このコミットの核心は、toLower関数の新しい実装です。

func toLower(in string) string {
	// 1. 事前チェック: 既に小文字であるかを確認
	isAlreadyLowerCase := true
	for _, c := range in { // 文字列をrune(Unicodeコードポイント)として走査
		if 'A' <= c && c <= 'Z' { // 大文字のASCII文字が見つかった場合
			isAlreadyLowerCase = false // フラグをfalseに設定
			break // ループを中断
		}
	}
	if isAlreadyLowerCase {
		return in // 既に小文字であれば、元の文字列をそのまま返す
	}

	// 2. 小文字変換: 大文字が含まれている場合のみ実行
	out := []byte(in) // 入力文字列をバイトスライスに変換(ASCII文字の場合、1バイト1文字)
	for i, c := range out { // バイトスライスを走査
		if 'A' <= c && c <= 'Z' { // 大文字のASCIIバイトが見つかった場合
			out[i] += 'a' - 'A' // ASCIIコードの差を利用して小文字に変換 (例: 'A'(65) + 32 = 'a'(97))
		}
	}
	return string(out) // 変換されたバイトスライスを文字列に変換して返す
}

この関数は、入力文字列inを受け取り、その小文字バージョンを返します。重要なのは、この関数がASCII文字の範囲に限定されている点です。

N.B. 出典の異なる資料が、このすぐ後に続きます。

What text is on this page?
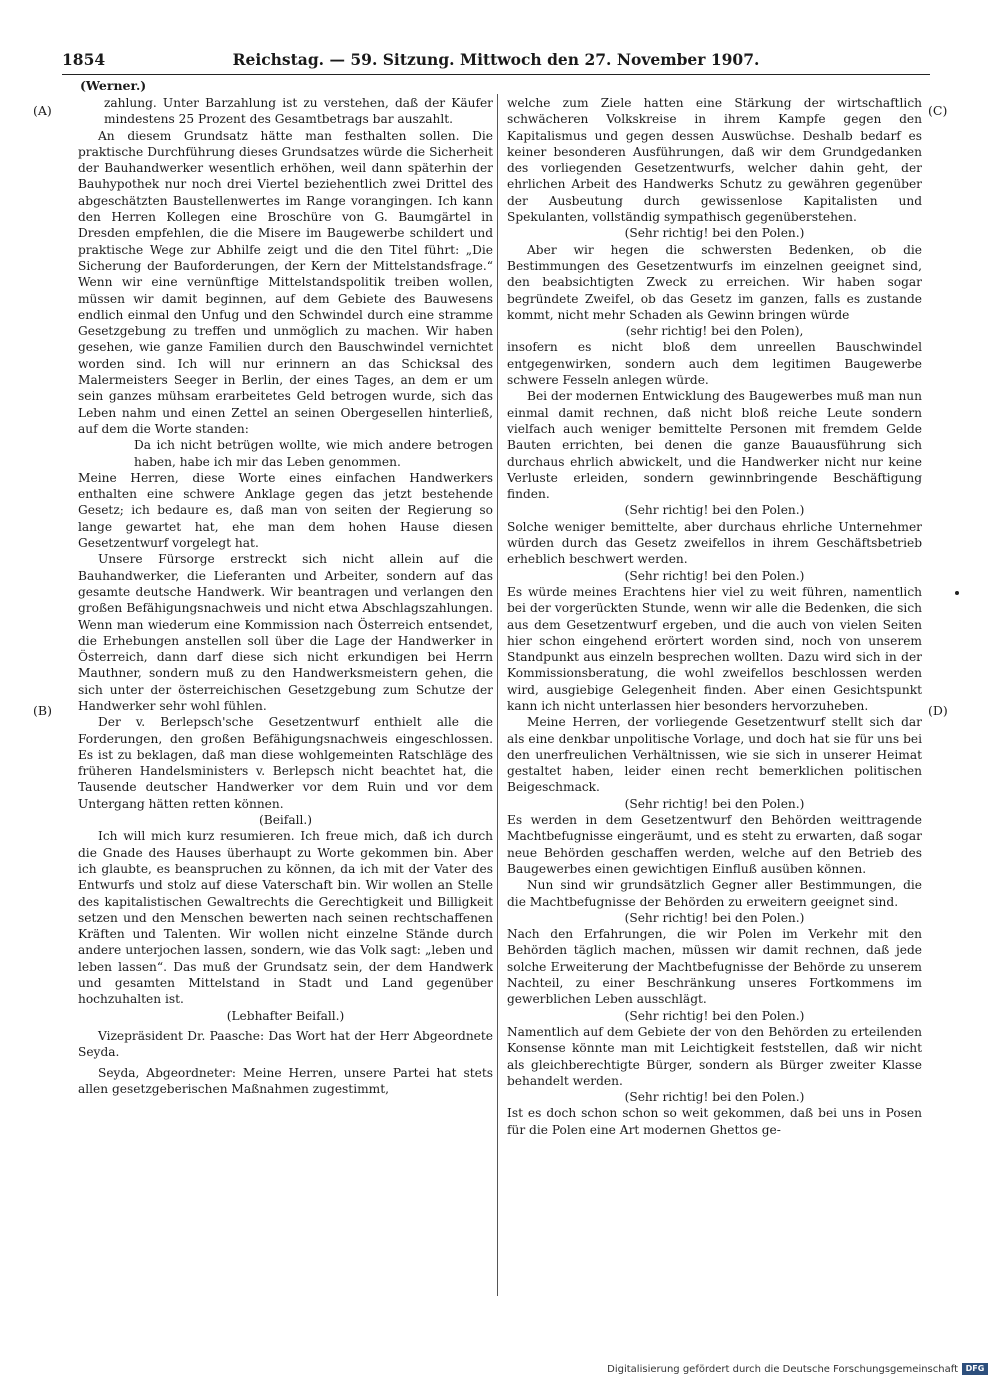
1854	Reichstag. — 59. Sitzung. Mittwoch den 27. November 1907.
(Werner.)
(A)
(B)
(C)
(D)

zahlung. Unter Barzahlung ist zu verstehen, daß der Käufer mindestens 25 Prozent des Gesamtbetrags bar auszahlt.

An diesem Grundsatz hätte man festhalten sollen. Die praktische Durchführung dieses Grundsatzes würde die Sicherheit der Bauhandwerker wesentlich erhöhen, weil dann späterhin der Bauhypothek nur noch drei Viertel beziehentlich zwei Drittel des abgeschätzten Baustellenwertes im Range vorangingen. Ich kann den Herren Kollegen eine Broschüre von G. Baumgärtel in Dresden empfehlen, die die Misere im Baugewerbe schildert und praktische Wege zur Abhilfe zeigt und die den Titel führt: „Die Sicherung der Bauforderungen, der Kern der Mittelstandsfrage.“ Wenn wir eine vernünftige Mittelstandspolitik treiben wollen, müssen wir damit beginnen, auf dem Gebiete des Bauwesens endlich einmal den Unfug und den Schwindel durch eine stramme Gesetzgebung zu treffen und unmöglich zu machen. Wir haben gesehen, wie ganze Familien durch den Bauschwindel vernichtet worden sind. Ich will nur erinnern an das Schicksal des Malermeisters Seeger in Berlin, der eines Tages, an dem er um sein ganzes mühsam erarbeitetes Geld betrogen wurde, sich das Leben nahm und einen Zettel an seinen Obergesellen hinterließ, auf dem die Worte standen:

Da ich nicht betrügen wollte, wie mich andere betrogen haben, habe ich mir das Leben genommen.

Meine Herren, diese Worte eines einfachen Handwerkers enthalten eine schwere Anklage gegen das jetzt bestehende Gesetz; ich bedaure es, daß man von seiten der Regierung so lange gewartet hat, ehe man dem hohen Hause diesen Gesetzentwurf vorgelegt hat.

Unsere Fürsorge erstreckt sich nicht allein auf die Bauhandwerker, die Lieferanten und Arbeiter, sondern auf das gesamte deutsche Handwerk. Wir beantragen und verlangen den großen Befähigungsnachweis und nicht etwa Abschlagszahlungen. Wenn man wiederum eine Kommission nach Österreich entsendet, die Erhebungen anstellen soll über die Lage der Handwerker in Österreich, dann darf diese sich nicht erkundigen bei Herrn Mauthner, sondern muß zu den Handwerksmeistern gehen, die sich unter der österreichischen Gesetzgebung zum Schutze der Handwerker sehr wohl fühlen.

Der v. Berlepsch'sche Gesetzentwurf enthielt alle die Forderungen, den großen Befähigungsnachweis eingeschlossen. Es ist zu beklagen, daß man diese wohlgemeinten Ratschläge des früheren Handelsministers v. Berlepsch nicht beachtet hat, die Tausende deutscher Handwerker vor dem Ruin und vor dem Untergang hätten retten können.

(Beifall.)

Ich will mich kurz resumieren. Ich freue mich, daß ich durch die Gnade des Hauses überhaupt zu Worte gekommen bin. Aber ich glaubte, es beanspruchen zu können, da ich mit der Vater des Entwurfs und stolz auf diese Vaterschaft bin. Wir wollen an Stelle des kapitalistischen Gewaltrechts die Gerechtigkeit und Billigkeit setzen und den Menschen bewerten nach seinen rechtschaffenen Kräften und Talenten. Wir wollen nicht einzelne Stände durch andere unterjochen lassen, sondern, wie das Volk sagt: „leben und leben lassen“. Das muß der Grundsatz sein, der dem Handwerk und gesamten Mittelstand in Stadt und Land gegenüber hochzuhalten ist.

(Lebhafter Beifall.)

Vizepräsident Dr. Paasche: Das Wort hat der Herr Abgeordnete Seyda.

Seyda, Abgeordneter: Meine Herren, unsere Partei hat stets allen gesetzgeberischen Maßnahmen zugestimmt,

welche zum Ziele hatten eine Stärkung der wirtschaftlich schwächeren Volkskreise in ihrem Kampfe gegen den Kapitalismus und gegen dessen Auswüchse. Deshalb bedarf es keiner besonderen Ausführungen, daß wir dem Grundgedanken des vorliegenden Gesetzentwurfs, welcher dahin geht, der ehrlichen Arbeit des Handwerks Schutz zu gewähren gegenüber der Ausbeutung durch gewissenlose Kapitalisten und Spekulanten, vollständig sympathisch gegenüberstehen.

(Sehr richtig! bei den Polen.)

Aber wir hegen die schwersten Bedenken, ob die Bestimmungen des Gesetzentwurfs im einzelnen geeignet sind, den beabsichtigten Zweck zu erreichen. Wir haben sogar begründete Zweifel, ob das Gesetz im ganzen, falls es zustande kommt, nicht mehr Schaden als Gewinn bringen würde

(sehr richtig! bei den Polen),

insofern es nicht bloß dem unreellen Bauschwindel entgegenwirken, sondern auch dem legitimen Baugewerbe schwere Fesseln anlegen würde.

Bei der modernen Entwicklung des Baugewerbes muß man nun einmal damit rechnen, daß nicht bloß reiche Leute sondern vielfach auch weniger bemittelte Personen mit fremdem Gelde Bauten errichten, bei denen die ganze Bauausführung sich durchaus ehrlich abwickelt, und die Handwerker nicht nur keine Verluste erleiden, sondern gewinnbringende Beschäftigung finden.

(Sehr richtig! bei den Polen.)

Solche weniger bemittelte, aber durchaus ehrliche Unternehmer würden durch das Gesetz zweifellos in ihrem Geschäftsbetrieb erheblich beschwert werden.

(Sehr richtig! bei den Polen.)

Es würde meines Erachtens hier viel zu weit führen, namentlich bei der vorgerückten Stunde, wenn wir alle die Bedenken, die sich aus dem Gesetzentwurf ergeben, und die auch von vielen Seiten hier schon eingehend erörtert worden sind, noch von unserem Standpunkt aus einzeln besprechen wollten. Dazu wird sich in der Kommissionsberatung, die wohl zweifellos beschlossen werden wird, ausgiebige Gelegenheit finden. Aber einen Gesichtspunkt kann ich nicht unterlassen hier besonders hervorzuheben.

Meine Herren, der vorliegende Gesetzentwurf stellt sich dar als eine denkbar unpolitische Vorlage, und doch hat sie für uns bei den unerfreulichen Verhältnissen, wie sie sich in unserer Heimat gestaltet haben, leider einen recht bemerklichen politischen Beigeschmack.

(Sehr richtig! bei den Polen.)

Es werden in dem Gesetzentwurf den Behörden weittragende Machtbefugnisse eingeräumt, und es steht zu erwarten, daß sogar neue Behörden geschaffen werden, welche auf den Betrieb des Baugewerbes einen gewichtigen Einfluß ausüben können.

Nun sind wir grundsätzlich Gegner aller Bestimmungen, die die Machtbefugnisse der Behörden zu erweitern geeignet sind.

(Sehr richtig! bei den Polen.)

Nach den Erfahrungen, die wir Polen im Verkehr mit den Behörden täglich machen, müssen wir damit rechnen, daß jede solche Erweiterung der Machtbefugnisse der Behörde zu unserem Nachteil, zu einer Beschränkung unseres Fortkommens im gewerblichen Leben ausschlägt.

(Sehr richtig! bei den Polen.)

Namentlich auf dem Gebiete der von den Behörden zu erteilenden Konsense könnte man mit Leichtigkeit feststellen, daß wir nicht als gleichberechtigte Bürger, sondern als Bürger zweiter Klasse behandelt werden.

(Sehr richtig! bei den Polen.)

Ist es doch schon schon so weit gekommen, daß bei uns in Posen für die Polen eine Art modernen Ghettos ge-

Digitalisierung gefördert durch die Deutsche Forschungsgemeinschaft DFG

  1. isAlreadyLowerCaseチェック: 最初に、入力文字列に大文字が含まれているかを効率的にチェックします。もし大文字が一つもなければ、変換の必要がないため、元の文字列をそのまま返します。これは、既に小文字である文字列に対して無駄な処理やメモリ割り当てを避けるための最適化です。
  2. バイトスライスへの変換と直接操作: 大文字が含まれている場合、文字列をバイトスライス[]byteに変換します。Goの文字列はイミュータブル(不変)であるため、変更を加えるには一度バイトスライスに変換する必要があります。
  3. ASCII変換ロジック: 各バイトcがASCIIの大文字('A'から'Z')の範囲にある場合、'a' - 'A'(これは数値の32に相当します)を加算することで、対応する小文字に変換します。これは、ASCII文字コードにおいて大文字と小文字が連続しており、その差が一定であるという特性を利用した、非常に効率的な方法です。
  4. 文字列への再変換: 最後に、変更されたバイトスライスを再び文字列に変換して返します。

このカスタムtoLower関数は、lookupProtocol関数内でstrings.ToLower(name)の代わりに呼び出されるようになり、netパッケージのlookup_plan9.goファイルからstringsパッケージへの直接的な依存がなくなりました。これにより、この特定のコンテキストにおけるGoバイナリのフットプリントがわずかに削減され、より効率的な実行が可能になります。